Martin Nettesheim ist Inhaber eines Lehrstuhls für Staats- und Verwaltungsrecht, Europarecht und Völkerrecht an der Universität Tübingen.


One Comment

  1. DH Fri 16 Dec 2011 at 11:17 - Reply

    Auch wenn derartiges zwischenstaatliches Handeln nicht rechtlich ausgeschlossen ist, führt es aber doch zu einer gewissen institutionellen Schieflage mit nachteiligen Auswirkungen auf die Reziprozität der Verpflichtungen aller Mitgliedstaaten. Einen Verstoß gegen die Unionstreue mag die Steigerung der Effektivität verhindern, eine Beeinträchtigung des Grades der Integration sowohl der ein “mehr” vereinbarenden Mitgliedstaaten als auch derjenigen, die einen Sonderweg gehen, ist aber doch nicht zu bestreiten. Durch die Verhinderung der Fortentwicklung des für alle verbindlichen Teils des imperfekten Defizitverfahrens werden – gerade wenn dieses Beispiel Schule machen sollte – schon auch die Union als solche und ihre Institutionen nachteilig betroffen.
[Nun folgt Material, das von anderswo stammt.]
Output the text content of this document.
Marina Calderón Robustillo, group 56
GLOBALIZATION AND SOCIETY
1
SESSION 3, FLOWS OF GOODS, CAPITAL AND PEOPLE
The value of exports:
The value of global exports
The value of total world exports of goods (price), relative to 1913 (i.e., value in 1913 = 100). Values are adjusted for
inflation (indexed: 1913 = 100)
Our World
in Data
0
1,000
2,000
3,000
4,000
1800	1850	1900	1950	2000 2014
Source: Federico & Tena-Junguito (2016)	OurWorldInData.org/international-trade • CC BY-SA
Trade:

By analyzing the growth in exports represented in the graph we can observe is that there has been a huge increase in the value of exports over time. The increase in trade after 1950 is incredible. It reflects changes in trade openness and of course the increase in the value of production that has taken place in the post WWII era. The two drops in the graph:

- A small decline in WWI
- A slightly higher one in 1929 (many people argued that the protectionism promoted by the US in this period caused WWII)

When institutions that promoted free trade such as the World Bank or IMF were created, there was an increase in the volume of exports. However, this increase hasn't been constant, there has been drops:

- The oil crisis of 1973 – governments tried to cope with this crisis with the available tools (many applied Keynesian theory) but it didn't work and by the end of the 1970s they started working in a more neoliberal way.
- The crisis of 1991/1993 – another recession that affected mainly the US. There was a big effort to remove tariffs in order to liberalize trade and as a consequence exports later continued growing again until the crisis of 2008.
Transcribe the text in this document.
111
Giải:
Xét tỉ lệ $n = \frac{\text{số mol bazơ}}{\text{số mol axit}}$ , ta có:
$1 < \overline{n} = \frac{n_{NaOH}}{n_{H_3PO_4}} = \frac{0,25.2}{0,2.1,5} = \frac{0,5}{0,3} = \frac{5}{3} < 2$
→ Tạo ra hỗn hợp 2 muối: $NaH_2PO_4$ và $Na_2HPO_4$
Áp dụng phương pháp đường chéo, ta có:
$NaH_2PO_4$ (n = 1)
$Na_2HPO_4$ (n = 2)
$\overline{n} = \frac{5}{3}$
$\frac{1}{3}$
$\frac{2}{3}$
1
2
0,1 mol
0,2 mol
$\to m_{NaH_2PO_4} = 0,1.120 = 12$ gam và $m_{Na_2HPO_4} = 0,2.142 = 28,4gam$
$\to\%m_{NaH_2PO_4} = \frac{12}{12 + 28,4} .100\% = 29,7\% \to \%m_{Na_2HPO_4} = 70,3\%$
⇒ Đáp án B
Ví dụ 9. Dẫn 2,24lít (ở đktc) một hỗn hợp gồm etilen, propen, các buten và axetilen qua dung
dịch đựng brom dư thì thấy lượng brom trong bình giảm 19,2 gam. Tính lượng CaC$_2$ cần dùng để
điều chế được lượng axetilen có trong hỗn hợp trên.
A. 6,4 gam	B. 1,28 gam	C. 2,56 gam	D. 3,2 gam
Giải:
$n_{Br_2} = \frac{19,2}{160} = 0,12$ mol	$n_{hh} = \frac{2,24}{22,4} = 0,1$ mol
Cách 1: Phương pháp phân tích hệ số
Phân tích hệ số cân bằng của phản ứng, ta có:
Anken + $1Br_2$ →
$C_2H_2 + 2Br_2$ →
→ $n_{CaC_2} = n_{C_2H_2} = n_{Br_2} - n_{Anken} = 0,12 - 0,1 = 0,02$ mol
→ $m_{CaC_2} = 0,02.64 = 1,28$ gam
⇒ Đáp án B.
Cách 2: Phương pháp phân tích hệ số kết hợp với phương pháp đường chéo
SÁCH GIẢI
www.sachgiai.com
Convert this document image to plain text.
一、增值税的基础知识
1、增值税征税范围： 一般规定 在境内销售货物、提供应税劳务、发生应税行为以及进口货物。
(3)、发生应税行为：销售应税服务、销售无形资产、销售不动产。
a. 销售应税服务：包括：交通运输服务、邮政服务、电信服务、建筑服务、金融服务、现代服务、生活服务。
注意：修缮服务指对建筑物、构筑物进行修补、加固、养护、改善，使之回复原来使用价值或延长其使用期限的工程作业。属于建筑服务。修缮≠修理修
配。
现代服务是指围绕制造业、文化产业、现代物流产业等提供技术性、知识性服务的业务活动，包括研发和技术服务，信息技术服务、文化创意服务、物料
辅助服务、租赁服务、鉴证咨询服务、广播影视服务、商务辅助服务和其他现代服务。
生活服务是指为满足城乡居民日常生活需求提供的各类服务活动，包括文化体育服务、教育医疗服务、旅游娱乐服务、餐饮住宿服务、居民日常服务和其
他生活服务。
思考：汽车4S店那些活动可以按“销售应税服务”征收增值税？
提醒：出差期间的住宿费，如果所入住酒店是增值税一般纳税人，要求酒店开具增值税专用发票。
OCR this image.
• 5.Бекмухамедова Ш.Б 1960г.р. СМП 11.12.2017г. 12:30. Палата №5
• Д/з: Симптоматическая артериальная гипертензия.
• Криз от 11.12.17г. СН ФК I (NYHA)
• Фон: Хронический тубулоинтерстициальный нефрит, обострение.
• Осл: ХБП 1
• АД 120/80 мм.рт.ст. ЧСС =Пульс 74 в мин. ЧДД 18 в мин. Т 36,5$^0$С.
Dies zumal auch an Beitrittskandidaten lediglich die Anforderungen des Unionsrechts gestellt werden können, was wiederum die Wirksamkeit der zwischenstaatlichen Vereinbarungen mindert.
    Während das Abstellen auf die Loyalitätspflicht einen Verstoß der die völkerrechtliche Vereinbarung treffenden Mitgliedstaaten in Rede stellt (und so die Effektivierung zu verhindern sucht), könnte man das Augenmerk auch stärker auf die (wenigen) sich verweigernden Mitgliedstaaten richten und dementsprechend langfristig über die Einführung/Ausweitung von Mehrheitsentscheidungen nachdenken.